Look, enacting these plagues will be a nightmare. Believe me. The Egyptians will be so determined to leave, even a wall wouldn’t stop them. It’ll be so bad for them, they’re going to drown themselves in the Red Sea.
And if that doesn’t work, instead of MAKAT B’KHOROT, the killing of their firstborn, we’re just going to make sure contraceptives are available across the land. It’s much better, because they’ll have a lot less firstborns for us to kill, who their women might not have wanted anyway, because they wanted to have a stable career first, or wanted to make sure they’re with the right partner.
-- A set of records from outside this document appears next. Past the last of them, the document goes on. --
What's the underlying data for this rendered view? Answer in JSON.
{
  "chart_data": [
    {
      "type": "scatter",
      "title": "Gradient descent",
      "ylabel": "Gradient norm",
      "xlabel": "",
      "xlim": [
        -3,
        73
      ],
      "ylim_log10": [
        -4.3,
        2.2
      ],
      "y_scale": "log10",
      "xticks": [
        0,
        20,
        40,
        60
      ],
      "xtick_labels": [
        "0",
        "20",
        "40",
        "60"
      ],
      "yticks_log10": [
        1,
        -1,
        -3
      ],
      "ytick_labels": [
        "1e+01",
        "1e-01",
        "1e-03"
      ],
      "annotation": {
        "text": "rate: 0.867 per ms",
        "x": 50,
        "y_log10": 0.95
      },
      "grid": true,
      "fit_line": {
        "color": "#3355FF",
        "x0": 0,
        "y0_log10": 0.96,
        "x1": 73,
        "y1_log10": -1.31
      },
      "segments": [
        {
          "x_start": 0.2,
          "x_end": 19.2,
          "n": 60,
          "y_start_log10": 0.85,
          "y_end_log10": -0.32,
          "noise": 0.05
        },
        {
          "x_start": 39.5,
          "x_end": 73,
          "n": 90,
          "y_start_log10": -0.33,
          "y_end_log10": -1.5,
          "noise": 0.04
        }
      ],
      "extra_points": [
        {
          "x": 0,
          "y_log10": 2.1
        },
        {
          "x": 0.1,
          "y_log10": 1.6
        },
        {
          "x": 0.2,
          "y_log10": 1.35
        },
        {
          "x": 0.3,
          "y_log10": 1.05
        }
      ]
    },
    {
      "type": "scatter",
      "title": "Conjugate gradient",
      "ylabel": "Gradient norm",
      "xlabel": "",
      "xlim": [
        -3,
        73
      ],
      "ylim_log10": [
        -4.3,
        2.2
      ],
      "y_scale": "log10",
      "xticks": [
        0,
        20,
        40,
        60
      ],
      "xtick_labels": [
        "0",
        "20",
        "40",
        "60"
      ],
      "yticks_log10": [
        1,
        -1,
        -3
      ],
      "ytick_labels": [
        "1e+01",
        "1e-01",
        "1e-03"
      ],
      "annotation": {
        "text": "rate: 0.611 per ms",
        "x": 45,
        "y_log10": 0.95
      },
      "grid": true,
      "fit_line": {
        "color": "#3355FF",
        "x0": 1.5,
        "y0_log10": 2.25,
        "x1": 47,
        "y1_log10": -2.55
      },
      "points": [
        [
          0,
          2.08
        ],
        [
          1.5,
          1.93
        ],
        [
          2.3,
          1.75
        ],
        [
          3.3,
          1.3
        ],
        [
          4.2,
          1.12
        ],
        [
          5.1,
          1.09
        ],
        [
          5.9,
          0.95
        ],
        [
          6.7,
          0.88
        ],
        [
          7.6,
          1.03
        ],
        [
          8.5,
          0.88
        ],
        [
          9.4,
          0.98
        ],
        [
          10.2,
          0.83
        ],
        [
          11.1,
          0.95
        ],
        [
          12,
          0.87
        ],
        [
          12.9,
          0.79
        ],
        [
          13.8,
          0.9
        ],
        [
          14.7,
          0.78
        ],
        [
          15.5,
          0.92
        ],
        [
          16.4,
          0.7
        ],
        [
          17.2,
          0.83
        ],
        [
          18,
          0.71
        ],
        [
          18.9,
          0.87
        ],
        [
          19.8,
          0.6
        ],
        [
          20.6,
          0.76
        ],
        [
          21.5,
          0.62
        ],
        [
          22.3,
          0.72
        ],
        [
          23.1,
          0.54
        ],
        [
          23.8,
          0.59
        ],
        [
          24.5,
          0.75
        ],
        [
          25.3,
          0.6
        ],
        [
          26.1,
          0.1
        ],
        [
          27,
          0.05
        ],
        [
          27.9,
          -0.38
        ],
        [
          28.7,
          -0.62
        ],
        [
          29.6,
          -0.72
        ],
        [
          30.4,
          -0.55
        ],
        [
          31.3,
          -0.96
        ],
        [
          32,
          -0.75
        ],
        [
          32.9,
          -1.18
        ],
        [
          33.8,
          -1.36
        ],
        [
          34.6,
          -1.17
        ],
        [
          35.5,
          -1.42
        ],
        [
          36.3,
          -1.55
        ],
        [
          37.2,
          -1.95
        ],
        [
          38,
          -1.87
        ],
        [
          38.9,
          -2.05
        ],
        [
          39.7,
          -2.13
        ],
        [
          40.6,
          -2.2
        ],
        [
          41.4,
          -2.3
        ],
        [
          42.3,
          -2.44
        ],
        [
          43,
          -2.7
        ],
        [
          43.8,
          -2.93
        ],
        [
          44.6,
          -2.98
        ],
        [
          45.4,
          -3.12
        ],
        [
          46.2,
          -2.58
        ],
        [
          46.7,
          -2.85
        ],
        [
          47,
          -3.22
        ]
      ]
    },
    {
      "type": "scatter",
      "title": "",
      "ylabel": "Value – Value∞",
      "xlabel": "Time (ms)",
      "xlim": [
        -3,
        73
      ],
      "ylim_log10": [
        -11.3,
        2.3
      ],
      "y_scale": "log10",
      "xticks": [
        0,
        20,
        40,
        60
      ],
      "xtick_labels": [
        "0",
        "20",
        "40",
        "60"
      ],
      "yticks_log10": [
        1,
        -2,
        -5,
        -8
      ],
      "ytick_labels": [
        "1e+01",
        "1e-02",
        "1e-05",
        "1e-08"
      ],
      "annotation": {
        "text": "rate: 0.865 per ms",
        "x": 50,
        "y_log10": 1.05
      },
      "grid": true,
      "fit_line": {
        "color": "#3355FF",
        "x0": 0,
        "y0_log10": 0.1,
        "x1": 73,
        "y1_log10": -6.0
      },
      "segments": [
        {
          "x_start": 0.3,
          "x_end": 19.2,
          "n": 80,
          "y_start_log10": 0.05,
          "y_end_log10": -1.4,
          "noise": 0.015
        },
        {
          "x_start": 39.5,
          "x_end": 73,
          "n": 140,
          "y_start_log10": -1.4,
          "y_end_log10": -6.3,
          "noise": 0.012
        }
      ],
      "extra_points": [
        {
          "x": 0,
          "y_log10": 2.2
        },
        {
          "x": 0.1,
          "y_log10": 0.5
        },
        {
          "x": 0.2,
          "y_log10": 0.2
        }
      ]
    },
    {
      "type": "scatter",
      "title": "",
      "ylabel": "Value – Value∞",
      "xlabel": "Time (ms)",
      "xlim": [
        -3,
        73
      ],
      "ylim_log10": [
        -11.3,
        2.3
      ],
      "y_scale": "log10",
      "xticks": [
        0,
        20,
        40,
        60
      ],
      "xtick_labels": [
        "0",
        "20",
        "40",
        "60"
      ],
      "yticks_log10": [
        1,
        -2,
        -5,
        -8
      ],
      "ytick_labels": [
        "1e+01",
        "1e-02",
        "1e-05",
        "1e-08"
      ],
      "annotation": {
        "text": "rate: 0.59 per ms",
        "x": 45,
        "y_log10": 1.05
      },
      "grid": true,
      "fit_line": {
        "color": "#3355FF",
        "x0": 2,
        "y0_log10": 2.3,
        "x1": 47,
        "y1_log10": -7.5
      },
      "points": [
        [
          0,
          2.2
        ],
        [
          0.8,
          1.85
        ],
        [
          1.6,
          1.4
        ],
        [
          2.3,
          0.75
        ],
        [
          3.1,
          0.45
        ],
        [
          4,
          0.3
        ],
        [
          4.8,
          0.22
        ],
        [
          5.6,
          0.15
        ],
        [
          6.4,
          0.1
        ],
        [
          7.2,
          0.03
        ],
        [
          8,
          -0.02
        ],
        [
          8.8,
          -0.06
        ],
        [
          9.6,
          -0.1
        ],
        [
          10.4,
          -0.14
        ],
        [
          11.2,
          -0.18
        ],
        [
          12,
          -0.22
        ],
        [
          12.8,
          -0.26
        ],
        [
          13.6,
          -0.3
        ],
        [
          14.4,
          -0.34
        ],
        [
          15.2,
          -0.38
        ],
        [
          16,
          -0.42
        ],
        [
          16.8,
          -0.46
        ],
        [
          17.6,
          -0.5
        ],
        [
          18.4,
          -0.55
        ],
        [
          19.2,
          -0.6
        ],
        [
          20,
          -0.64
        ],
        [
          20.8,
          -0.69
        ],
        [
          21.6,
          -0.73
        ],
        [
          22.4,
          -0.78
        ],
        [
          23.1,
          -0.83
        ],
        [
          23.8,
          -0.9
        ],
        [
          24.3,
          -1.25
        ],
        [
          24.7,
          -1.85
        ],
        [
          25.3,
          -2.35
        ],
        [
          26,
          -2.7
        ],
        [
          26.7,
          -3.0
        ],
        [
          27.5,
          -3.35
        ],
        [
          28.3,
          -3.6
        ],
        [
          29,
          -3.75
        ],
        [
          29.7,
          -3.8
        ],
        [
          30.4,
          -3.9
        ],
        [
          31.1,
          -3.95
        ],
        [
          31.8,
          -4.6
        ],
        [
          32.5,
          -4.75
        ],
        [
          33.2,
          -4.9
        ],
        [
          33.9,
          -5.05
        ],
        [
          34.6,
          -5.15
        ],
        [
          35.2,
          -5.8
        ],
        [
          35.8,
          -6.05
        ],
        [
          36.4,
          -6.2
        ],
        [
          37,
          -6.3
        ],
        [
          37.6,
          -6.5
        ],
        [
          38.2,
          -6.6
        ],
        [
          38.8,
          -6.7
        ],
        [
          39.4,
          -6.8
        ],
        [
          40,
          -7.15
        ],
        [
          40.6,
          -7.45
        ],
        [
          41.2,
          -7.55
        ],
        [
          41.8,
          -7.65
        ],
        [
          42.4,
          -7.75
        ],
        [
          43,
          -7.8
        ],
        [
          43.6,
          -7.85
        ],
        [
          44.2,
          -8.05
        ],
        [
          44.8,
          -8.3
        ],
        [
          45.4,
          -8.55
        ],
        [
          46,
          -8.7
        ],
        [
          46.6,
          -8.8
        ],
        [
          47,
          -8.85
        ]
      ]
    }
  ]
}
How about that? The worst, right, folks? There’s never been a leader of the Jewish people who plagued the Egyptians so well. You’re welcome.
MOSES: Hey, Donald!
DONALD TRUMP: Who’s that?! Did you just muss my hair?!
MOSES: I just mussed whatever’s on top of your bulbous head. It’s me, Moses! Sheket bevakasha!
DONALD TRUMP: Moses?! How? What does sheket bevakasha mean?!
MOSES: It’s Hebrew for, "You’re fired!"